The Association of Colleges is standing firm on its refusal to make a pay proposal for next year, as doing so will “let the government off the hook”.
AoC chief David Hughes is also calling on unions to halt strike action during the crucial exam period while negotiations continue.
The latest meeting between the five unions from the National Joint Forum (NJF) and AoC today resulted in the association doubling down on its decision not to offer a pay recommendation for 2023/24, explaining that a 15 per cent demand was a “perfectly reasonable” ask but colleges could not afford “anywhere near what the unions are asking for”.
Following the first meeting last month, the AoC took the unprecedented decision not to make an offer unless ministers intervened to stump up more cash.

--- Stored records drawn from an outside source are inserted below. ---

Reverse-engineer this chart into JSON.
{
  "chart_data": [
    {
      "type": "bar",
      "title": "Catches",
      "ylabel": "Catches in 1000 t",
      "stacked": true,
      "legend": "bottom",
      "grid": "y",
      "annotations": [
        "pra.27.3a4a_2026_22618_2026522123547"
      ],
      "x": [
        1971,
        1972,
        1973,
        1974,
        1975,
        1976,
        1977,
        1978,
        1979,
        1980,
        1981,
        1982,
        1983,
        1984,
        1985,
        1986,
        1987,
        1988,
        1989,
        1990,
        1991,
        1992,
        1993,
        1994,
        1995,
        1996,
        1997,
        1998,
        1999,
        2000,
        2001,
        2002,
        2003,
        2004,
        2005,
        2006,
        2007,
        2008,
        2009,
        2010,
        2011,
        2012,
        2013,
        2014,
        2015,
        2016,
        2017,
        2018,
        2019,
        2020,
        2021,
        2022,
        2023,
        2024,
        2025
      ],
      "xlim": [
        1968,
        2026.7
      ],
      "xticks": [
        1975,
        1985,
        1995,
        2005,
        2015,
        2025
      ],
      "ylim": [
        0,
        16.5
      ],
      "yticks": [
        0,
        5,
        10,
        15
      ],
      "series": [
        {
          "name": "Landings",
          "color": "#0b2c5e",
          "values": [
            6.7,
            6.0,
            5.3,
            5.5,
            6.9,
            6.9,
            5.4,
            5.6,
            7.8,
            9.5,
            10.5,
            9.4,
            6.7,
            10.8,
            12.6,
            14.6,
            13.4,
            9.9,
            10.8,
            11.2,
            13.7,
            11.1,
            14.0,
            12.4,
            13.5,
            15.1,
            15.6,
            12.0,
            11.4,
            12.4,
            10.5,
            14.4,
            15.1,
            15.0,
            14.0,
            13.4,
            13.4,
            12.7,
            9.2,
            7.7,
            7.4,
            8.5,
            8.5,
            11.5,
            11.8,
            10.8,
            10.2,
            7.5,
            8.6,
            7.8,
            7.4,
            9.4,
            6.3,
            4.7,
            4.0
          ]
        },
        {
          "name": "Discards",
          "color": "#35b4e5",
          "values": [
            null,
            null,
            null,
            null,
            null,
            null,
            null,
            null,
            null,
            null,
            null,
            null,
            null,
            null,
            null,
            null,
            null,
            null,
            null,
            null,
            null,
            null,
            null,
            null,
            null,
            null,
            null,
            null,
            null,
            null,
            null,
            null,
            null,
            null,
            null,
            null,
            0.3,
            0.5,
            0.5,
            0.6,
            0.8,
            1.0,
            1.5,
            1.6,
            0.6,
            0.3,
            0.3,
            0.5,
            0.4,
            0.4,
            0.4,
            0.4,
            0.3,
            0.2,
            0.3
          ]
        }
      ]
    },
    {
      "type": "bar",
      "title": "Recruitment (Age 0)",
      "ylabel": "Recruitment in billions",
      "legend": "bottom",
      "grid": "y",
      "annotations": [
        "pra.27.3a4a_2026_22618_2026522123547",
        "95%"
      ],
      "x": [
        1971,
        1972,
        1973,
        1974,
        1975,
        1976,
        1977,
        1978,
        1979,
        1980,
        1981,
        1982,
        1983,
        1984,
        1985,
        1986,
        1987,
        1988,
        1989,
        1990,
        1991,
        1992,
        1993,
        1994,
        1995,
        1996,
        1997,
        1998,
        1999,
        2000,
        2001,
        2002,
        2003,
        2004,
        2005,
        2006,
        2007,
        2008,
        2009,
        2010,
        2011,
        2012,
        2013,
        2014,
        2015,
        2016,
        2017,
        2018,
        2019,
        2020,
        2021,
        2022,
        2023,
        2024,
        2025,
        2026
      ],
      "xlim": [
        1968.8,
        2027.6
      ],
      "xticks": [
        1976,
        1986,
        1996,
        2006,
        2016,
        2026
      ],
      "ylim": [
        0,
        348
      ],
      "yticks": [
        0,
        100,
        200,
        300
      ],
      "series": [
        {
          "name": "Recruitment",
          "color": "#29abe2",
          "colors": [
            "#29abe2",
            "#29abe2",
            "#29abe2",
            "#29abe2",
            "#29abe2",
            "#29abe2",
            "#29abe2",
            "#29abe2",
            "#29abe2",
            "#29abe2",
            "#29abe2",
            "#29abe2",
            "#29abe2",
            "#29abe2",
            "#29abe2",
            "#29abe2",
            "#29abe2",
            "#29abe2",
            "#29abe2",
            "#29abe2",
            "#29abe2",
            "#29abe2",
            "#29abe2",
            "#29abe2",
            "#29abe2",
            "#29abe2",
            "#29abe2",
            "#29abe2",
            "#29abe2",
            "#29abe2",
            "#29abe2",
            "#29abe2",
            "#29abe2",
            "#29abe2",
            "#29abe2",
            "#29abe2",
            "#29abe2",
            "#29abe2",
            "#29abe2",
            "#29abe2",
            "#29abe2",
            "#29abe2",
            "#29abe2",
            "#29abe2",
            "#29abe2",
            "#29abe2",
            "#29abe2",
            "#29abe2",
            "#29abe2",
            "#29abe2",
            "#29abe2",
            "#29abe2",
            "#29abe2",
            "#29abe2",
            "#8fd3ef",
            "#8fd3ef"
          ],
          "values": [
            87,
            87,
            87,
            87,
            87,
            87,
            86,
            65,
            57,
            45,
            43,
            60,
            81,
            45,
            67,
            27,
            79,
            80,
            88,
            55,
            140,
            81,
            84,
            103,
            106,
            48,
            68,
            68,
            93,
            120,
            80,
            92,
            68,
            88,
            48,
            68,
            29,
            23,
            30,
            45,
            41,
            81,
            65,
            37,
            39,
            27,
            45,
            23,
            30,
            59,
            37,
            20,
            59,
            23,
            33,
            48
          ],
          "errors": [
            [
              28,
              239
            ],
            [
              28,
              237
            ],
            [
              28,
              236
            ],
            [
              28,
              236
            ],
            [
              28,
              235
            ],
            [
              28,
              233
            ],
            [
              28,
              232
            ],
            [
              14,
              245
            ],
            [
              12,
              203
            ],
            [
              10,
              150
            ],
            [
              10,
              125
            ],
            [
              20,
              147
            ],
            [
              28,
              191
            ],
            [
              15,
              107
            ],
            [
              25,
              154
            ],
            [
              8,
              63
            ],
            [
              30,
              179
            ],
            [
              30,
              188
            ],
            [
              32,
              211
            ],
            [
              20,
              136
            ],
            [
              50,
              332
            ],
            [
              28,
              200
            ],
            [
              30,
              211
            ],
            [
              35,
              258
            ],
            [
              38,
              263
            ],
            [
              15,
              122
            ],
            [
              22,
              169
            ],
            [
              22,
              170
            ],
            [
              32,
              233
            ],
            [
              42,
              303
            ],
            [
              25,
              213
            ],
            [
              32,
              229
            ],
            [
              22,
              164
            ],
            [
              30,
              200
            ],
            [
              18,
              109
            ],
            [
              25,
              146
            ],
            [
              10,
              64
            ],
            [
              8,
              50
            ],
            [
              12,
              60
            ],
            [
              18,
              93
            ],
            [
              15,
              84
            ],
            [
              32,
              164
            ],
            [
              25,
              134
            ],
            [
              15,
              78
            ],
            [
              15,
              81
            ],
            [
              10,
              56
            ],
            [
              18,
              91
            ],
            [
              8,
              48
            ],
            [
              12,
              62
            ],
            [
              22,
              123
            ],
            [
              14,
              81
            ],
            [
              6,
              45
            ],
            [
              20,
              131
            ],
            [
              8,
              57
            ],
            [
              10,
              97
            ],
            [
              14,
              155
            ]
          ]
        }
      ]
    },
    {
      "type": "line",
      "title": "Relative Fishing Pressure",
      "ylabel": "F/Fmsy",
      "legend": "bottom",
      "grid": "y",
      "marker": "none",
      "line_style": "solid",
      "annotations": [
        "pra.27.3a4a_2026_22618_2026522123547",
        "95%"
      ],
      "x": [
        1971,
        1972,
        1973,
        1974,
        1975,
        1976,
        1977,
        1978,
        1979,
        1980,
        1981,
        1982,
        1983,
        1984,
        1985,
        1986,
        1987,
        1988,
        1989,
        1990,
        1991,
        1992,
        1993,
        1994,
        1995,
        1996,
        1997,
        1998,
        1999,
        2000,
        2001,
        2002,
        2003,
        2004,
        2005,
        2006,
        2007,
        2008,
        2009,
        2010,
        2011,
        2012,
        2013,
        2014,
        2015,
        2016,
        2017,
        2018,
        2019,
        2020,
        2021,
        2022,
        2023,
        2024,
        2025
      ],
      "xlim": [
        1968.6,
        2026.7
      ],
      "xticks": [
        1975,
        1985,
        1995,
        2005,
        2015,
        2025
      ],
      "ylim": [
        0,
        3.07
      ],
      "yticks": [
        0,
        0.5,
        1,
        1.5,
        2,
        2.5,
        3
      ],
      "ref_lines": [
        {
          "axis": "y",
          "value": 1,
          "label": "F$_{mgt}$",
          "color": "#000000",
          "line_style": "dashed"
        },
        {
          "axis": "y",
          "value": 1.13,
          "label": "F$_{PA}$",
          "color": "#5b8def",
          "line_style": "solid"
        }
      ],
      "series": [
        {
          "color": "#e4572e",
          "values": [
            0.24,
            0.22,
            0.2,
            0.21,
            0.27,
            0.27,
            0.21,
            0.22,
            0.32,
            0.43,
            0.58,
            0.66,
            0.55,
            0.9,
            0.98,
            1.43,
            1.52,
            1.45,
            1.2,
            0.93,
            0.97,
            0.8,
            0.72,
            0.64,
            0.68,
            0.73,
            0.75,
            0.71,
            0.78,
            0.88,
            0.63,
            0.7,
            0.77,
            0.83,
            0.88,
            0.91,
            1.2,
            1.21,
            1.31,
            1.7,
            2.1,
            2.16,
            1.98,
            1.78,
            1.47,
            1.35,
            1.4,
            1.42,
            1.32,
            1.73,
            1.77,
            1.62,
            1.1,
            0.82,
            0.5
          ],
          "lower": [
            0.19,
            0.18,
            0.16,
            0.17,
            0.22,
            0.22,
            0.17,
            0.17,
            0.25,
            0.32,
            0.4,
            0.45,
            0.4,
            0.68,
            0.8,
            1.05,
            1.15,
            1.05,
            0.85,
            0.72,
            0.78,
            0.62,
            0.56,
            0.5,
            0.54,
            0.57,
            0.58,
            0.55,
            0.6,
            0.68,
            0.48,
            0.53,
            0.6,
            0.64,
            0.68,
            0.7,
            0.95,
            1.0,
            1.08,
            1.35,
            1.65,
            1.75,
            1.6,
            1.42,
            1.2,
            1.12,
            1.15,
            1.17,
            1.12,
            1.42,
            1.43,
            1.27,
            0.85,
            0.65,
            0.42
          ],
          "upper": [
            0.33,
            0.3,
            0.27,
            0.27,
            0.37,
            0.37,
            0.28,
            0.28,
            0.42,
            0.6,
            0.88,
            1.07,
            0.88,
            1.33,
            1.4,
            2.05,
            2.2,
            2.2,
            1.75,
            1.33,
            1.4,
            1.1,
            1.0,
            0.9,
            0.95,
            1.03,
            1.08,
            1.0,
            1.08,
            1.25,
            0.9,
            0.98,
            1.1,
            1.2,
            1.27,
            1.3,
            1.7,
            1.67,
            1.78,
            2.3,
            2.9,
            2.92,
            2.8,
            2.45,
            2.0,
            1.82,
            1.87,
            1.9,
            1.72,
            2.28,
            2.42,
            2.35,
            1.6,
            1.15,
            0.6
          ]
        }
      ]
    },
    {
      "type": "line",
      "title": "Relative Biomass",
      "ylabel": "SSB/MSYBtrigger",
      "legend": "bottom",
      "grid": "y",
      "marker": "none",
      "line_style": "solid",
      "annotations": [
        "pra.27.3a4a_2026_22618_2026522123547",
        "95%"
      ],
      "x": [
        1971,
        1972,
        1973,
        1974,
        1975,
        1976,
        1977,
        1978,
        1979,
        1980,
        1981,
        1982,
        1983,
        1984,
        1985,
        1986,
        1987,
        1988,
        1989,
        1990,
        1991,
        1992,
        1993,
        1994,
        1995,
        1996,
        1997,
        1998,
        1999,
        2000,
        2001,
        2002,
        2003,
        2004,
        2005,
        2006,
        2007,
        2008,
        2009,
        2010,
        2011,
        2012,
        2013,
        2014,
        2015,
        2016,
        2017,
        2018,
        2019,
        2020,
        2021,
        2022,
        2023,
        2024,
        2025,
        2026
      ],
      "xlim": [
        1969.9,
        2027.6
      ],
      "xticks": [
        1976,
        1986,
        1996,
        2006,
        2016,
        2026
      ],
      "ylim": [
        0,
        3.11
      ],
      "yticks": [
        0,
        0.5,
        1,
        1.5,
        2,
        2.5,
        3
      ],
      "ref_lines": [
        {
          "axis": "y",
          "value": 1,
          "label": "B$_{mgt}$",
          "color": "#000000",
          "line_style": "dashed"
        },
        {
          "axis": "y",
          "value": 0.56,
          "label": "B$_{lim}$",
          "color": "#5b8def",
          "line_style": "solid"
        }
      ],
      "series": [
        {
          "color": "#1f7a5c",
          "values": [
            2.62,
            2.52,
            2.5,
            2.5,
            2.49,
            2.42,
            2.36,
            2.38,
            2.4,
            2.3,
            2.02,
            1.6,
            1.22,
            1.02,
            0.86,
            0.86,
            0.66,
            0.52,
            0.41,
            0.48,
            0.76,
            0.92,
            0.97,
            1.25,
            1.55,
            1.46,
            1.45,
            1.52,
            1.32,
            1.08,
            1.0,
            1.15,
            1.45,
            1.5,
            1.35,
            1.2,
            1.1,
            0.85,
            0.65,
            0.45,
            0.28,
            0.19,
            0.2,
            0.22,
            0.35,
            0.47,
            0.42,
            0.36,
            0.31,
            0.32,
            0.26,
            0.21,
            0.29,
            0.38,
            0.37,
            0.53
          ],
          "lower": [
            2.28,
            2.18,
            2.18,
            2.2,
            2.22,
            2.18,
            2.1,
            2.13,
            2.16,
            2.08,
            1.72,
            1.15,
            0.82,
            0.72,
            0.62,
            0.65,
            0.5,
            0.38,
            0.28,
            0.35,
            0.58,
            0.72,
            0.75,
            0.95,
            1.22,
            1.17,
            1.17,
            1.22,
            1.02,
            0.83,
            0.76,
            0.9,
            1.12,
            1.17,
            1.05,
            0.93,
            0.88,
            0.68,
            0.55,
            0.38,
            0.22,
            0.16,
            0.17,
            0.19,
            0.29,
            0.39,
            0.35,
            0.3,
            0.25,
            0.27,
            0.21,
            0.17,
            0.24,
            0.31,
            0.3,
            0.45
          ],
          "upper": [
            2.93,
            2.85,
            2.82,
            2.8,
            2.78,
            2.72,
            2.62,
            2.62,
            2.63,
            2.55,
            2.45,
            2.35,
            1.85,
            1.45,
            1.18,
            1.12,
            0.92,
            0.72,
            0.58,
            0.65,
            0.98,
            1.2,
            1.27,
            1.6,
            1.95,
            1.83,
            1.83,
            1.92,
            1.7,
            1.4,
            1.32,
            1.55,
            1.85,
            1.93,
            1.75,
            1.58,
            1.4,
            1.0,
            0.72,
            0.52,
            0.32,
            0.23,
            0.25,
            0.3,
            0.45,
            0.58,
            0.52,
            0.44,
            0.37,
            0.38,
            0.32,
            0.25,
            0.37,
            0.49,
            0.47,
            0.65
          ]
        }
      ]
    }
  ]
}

The association met with the education secretary Gillian Keegan and skills minister Robert Halfon to make the case for more money in recent weeks, who have “heard this message” but said that the Department for Education will now need to convince Treasury.
Hughes said: “Making a pay recommendation now would essentially let the government off the hook by either making a recommendation that colleges cannot afford or one that is far from adequate.
“We recognise the enormous pressure on staff caused by high inflation and the cost of living and that is why we are making the case to the Treasury and the DfE for a package of measures to increase college staff pay.”
Hughes referenced the teacher recruitment and retention crisis, and the pay chasm between FE teachers and their equivalents in schools, explaining that there is not enough money to ensure pay at least matches the offer to schools.”
The School Teachers’ Review Body is not due to report on its final proposal until July.
Hughes added: “In the meantime, I would urge union branches not to schedule strike action which aims to disrupt students as they come into college for their exams this summer. This is already a stressful time of year for students. Asking students to walk through picket lines when they are calmly trying to prepare for their exams is unfair and unnecessary and can be avoided by the unions.”
Asked by FE Week whether the AoC was passing the buck onto its paying members to decide by themselves what the pay award should be, Hughes said he was instead “putting the responsibility where it lies which is directly and squarely with the government”.
This year, the five unions – the University and College Union (UCU), Unison, National Education Union (NEU), GMB and Unite – have asked for an inflation-busting 15.4 per cent increase – the 13.4 per cent retail price index inflation increase from January plus 2 per cent.
It has also called for “significant movement” towards “meaningful national agreements to address workloads in colleges”, sector-wide agreement on a new national bargaining framework and a new national contract for FE staff.
Last year, the AoC made a 2.5 per cent offer compared to the forum’s ask for 10 per cent.
A statement from the joint FE trade unions said: “Its deeply disappointing to report that the AoC failed to make any recommendation on pay.
“While it is a fact that FE in England is underfunded, employers can and do make choices regarding what they prioritise to invest in, and for far too long employers have deprioritised investing in staff pay.”
The unions added: “The AoC position is to a large extent a function of the broken national bargaining arrangements in FE, where pay increases are only recommended, unlike in schools or sixth form where pay increases are implemented.
“We challenged the AoC to publicly state their support for the principle of binding national negotiations; regrettably, they did not agree to our proposal. It is the joint trade union’s view that the sector desperately needs a new settlement which covers funding, staff pay, negotiating frameworks and workloads. The reclassification of FE provides the opportunity for the AoC and the DfE to work with us to reset FE. Pressing repeat is not working.”